La clé de voûte de cette conférence semble toutefois se trouver dans l’anticipation et l’accompagnement par une équipe d’experts pluridisciplinaire.

« Mon expert-comptable et mon avocat me connaissent, je leur fais confiance et ils m’accompagnent depuis des années », a témoigné Alexis Angioletti.

« Chercher une entreprise à racheter est un vrai job à temps plein », a rebondi Dominique Restino, président de la CCI de Paris, qui partage tout à fait ce point de vue car a le même parcours de serial entrepreneur et met l’accent sur la relation de confiance avec ses conseils.

« Nous passons notre temps à convaincre les partenaires qu’ils soient financiers ou business, c’est donc évidemment une question de confiance et d’alchimie entre les personnes », a confirmé Philippe Savajols.

Pour trouver des entreprises à acquérir, ce dernier recommande de faire de l’approche directe via un tiers de confiance comme l’expert-comptable ou la CCI qui proposeront aux dirigeants pas forcément cédants ce qu’ils en pensent. Il considère ainsi qu’environ 5 % des entreprises sont potentiellement abordables. Un pourcentage plus élevé selon Laurent Benoudiz qui estime ce taux entre 6 et 10 % des entreprises à l’écoute du marché.

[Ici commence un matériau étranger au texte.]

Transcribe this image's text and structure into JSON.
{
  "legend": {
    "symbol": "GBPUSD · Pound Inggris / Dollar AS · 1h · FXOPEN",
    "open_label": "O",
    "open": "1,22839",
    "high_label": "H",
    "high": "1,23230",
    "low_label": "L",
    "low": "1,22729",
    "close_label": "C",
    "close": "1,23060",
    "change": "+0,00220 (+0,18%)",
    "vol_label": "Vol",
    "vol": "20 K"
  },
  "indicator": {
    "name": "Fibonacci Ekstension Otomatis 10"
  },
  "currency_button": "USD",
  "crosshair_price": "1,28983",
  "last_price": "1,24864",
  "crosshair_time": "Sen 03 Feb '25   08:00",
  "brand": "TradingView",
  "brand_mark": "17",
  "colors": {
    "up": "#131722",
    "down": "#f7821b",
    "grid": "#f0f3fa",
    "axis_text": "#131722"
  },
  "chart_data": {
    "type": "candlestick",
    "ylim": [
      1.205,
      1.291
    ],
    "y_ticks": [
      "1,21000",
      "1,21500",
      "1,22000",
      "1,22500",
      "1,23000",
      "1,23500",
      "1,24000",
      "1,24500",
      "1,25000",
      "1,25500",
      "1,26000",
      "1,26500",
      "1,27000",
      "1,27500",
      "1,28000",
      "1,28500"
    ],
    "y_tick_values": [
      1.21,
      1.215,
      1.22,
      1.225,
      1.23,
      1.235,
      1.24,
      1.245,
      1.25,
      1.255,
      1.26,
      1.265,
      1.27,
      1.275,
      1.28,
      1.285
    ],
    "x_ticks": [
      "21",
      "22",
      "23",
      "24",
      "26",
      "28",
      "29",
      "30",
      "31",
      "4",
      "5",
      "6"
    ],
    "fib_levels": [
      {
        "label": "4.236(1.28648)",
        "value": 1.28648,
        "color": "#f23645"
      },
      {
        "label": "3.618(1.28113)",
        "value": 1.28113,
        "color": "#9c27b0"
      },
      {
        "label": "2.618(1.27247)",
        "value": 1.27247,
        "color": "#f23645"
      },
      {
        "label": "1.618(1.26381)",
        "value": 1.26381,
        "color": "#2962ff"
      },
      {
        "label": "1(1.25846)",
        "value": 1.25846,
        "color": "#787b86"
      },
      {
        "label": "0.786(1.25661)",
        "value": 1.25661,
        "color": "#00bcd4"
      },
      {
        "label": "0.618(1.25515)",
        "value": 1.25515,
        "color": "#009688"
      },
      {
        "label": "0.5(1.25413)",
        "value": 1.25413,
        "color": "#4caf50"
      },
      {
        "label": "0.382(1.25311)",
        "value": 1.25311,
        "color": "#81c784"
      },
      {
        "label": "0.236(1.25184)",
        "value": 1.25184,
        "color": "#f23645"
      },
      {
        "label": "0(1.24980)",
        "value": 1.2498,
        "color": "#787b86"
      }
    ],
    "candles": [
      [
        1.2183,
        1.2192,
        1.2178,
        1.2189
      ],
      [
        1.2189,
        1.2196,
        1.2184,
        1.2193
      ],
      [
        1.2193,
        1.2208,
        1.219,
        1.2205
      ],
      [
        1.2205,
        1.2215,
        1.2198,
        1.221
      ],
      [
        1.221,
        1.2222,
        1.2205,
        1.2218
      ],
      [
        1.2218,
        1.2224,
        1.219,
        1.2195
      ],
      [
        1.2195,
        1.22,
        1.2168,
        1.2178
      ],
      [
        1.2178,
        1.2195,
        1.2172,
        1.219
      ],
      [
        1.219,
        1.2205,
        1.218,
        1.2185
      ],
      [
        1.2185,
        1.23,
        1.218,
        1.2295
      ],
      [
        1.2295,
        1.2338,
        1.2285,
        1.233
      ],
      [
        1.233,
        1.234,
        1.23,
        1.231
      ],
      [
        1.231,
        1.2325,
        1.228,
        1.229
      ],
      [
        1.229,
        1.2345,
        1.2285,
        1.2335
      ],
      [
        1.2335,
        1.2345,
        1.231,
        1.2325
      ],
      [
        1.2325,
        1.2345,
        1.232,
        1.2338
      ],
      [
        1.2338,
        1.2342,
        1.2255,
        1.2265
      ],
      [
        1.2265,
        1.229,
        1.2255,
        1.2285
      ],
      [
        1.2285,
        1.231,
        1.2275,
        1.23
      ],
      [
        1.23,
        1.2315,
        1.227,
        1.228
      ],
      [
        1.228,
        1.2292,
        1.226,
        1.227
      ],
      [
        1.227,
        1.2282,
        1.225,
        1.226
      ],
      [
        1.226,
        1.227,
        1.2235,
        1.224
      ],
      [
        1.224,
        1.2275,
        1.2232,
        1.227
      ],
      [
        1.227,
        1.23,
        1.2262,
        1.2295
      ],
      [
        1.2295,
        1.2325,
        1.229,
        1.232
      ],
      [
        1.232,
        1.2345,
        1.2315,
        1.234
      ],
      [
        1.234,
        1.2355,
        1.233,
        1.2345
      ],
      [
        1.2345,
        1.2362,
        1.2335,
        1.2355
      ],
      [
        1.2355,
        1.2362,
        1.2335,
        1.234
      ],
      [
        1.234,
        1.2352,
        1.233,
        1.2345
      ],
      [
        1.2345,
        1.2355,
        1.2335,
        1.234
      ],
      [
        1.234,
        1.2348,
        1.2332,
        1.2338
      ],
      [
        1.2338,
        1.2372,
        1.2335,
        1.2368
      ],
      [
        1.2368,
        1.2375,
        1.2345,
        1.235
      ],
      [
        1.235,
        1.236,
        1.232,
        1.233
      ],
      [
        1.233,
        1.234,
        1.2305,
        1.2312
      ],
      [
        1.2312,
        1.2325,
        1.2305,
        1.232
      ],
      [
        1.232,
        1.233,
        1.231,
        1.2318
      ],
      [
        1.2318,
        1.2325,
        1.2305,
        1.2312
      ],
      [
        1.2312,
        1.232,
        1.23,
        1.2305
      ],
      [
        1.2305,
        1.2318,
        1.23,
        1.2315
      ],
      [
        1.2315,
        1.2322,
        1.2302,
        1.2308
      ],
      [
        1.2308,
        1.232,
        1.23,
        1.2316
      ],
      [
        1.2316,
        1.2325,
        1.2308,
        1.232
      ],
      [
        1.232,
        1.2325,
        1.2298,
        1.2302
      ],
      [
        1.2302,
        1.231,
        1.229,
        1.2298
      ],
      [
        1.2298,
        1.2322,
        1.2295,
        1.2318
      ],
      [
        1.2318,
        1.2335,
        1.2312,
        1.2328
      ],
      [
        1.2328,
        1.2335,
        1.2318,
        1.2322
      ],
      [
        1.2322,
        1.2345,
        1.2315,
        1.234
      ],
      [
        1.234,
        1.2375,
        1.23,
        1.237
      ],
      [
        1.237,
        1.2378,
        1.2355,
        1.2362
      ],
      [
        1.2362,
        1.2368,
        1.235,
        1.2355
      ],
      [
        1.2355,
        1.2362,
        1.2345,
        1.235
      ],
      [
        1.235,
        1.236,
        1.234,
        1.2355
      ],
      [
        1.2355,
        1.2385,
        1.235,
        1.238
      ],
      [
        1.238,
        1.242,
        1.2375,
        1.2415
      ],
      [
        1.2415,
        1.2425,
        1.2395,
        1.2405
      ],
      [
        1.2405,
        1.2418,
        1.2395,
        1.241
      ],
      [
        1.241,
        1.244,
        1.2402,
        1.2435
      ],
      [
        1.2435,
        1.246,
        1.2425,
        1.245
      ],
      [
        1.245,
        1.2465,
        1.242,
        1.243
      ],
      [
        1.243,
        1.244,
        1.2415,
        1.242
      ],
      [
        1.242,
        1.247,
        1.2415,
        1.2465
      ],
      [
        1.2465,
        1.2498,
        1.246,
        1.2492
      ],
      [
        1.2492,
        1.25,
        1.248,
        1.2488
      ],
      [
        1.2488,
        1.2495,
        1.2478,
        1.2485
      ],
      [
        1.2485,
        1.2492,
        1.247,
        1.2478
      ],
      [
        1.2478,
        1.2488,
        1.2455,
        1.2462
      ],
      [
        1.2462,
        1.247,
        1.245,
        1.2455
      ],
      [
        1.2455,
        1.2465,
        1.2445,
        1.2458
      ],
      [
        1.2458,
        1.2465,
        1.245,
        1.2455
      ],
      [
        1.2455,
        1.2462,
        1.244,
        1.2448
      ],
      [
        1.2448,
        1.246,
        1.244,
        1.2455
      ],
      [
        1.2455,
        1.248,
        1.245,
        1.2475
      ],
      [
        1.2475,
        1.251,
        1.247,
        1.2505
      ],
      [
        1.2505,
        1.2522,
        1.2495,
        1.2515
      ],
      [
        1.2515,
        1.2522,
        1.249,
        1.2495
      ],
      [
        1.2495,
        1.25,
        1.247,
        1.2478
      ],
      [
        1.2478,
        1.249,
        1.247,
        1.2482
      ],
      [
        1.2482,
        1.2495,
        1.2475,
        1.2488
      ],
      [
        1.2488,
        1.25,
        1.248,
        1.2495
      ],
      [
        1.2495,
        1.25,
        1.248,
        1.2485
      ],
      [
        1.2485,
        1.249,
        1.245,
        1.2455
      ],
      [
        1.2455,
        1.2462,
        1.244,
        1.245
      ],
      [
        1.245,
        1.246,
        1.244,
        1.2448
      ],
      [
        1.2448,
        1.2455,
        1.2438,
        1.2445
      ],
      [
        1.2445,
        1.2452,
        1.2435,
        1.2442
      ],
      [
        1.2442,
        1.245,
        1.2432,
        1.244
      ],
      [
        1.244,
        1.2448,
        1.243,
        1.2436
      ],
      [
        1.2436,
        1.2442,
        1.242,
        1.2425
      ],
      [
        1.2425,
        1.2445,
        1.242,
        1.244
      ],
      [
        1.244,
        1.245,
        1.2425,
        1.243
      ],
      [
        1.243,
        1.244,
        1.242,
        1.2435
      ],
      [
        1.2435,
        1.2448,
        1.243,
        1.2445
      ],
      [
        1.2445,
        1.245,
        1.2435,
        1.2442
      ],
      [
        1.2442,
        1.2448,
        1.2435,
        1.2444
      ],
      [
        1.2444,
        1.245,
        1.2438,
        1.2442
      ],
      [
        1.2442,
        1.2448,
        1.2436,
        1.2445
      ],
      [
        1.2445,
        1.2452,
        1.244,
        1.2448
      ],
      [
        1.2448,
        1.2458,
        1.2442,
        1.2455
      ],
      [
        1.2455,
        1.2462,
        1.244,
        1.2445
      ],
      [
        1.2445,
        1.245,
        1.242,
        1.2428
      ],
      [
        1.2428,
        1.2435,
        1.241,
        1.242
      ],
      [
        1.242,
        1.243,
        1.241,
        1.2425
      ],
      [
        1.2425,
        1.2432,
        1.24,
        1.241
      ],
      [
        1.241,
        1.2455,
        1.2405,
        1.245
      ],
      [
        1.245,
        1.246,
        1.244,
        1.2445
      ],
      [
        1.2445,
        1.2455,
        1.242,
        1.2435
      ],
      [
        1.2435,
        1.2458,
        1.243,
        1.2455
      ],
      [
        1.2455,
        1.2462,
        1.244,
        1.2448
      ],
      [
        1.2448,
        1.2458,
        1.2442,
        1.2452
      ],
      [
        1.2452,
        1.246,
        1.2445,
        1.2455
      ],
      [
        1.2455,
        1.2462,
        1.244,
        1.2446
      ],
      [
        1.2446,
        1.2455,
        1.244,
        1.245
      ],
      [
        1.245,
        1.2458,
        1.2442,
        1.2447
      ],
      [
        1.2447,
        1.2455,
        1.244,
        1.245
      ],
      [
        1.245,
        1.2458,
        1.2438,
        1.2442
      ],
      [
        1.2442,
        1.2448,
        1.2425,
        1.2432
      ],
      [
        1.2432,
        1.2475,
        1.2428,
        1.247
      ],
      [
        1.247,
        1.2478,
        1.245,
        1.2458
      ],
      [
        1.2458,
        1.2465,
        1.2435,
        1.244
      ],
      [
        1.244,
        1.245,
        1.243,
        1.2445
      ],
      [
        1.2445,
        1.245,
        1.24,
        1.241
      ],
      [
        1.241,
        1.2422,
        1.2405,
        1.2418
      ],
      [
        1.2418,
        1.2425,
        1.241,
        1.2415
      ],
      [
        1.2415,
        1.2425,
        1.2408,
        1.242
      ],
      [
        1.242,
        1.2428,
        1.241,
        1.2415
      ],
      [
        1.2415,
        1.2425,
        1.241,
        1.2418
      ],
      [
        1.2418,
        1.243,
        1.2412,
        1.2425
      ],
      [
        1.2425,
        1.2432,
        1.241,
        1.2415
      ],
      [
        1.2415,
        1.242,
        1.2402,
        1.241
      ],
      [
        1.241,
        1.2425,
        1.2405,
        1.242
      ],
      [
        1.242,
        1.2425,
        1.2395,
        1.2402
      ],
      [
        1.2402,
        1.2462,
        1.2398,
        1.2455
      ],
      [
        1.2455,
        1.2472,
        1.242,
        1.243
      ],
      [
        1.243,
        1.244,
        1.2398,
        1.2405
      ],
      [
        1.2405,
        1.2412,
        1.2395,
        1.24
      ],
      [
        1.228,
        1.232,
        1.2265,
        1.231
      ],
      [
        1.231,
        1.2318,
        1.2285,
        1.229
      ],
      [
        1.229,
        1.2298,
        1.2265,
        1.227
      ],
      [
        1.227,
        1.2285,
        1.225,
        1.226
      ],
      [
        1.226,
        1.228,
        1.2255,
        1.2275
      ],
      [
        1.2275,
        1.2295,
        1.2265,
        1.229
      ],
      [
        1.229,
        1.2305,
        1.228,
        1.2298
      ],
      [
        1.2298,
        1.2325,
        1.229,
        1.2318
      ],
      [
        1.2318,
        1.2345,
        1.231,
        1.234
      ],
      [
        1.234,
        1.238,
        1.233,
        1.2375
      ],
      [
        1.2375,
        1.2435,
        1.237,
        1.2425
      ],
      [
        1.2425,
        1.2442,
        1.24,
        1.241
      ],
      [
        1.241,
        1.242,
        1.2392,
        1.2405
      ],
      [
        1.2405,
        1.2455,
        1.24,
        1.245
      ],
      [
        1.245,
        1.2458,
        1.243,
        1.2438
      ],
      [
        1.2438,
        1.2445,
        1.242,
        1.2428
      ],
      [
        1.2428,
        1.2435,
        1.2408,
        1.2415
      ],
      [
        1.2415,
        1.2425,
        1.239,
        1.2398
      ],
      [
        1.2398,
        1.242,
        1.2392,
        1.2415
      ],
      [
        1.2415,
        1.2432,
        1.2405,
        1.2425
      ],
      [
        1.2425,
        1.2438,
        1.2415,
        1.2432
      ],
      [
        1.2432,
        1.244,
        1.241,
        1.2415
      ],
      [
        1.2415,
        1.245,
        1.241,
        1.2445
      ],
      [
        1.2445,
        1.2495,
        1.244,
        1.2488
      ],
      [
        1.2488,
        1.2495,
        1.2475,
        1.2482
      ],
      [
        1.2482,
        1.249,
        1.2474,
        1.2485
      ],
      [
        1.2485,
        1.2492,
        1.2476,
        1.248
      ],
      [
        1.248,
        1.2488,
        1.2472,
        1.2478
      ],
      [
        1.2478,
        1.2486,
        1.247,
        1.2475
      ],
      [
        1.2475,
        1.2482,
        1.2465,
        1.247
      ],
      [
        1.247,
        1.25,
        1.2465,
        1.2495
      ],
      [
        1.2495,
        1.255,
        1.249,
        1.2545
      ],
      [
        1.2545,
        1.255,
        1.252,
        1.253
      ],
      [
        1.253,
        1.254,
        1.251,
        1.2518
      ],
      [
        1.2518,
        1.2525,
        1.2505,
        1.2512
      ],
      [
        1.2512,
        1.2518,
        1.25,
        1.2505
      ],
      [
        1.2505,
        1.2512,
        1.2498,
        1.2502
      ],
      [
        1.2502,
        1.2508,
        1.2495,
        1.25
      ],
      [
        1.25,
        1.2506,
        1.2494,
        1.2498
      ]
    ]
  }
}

« Le rôle d’expert-comptable est assez essentiel à la fois dans la cession et la reprise », a déclaré le président de l’OEC francilien en se disant « ravi » des annonces du ministre, notamment sur l’amortissement du fonds de commerce comme seule mesure pour les repreneurs.

Vincent Reynier, président de la compagnie régionale des commissaires aux comptes de Paris, a quant à lui insisté sur l’importance du travail d’équipe réalisé bien en amont d’une cession et la sécurisation des transactions grâce aux commissaires aux comptes qui tient le rôle de tiers de confiance.

« L’expert-comptable est au cœur de la transmission tout comme l’interprofessionnalité donc il faut mettre l’entrepreneur au centre d’une équipe pluri-spécialiste », a finalement résumé Lionel Canesi.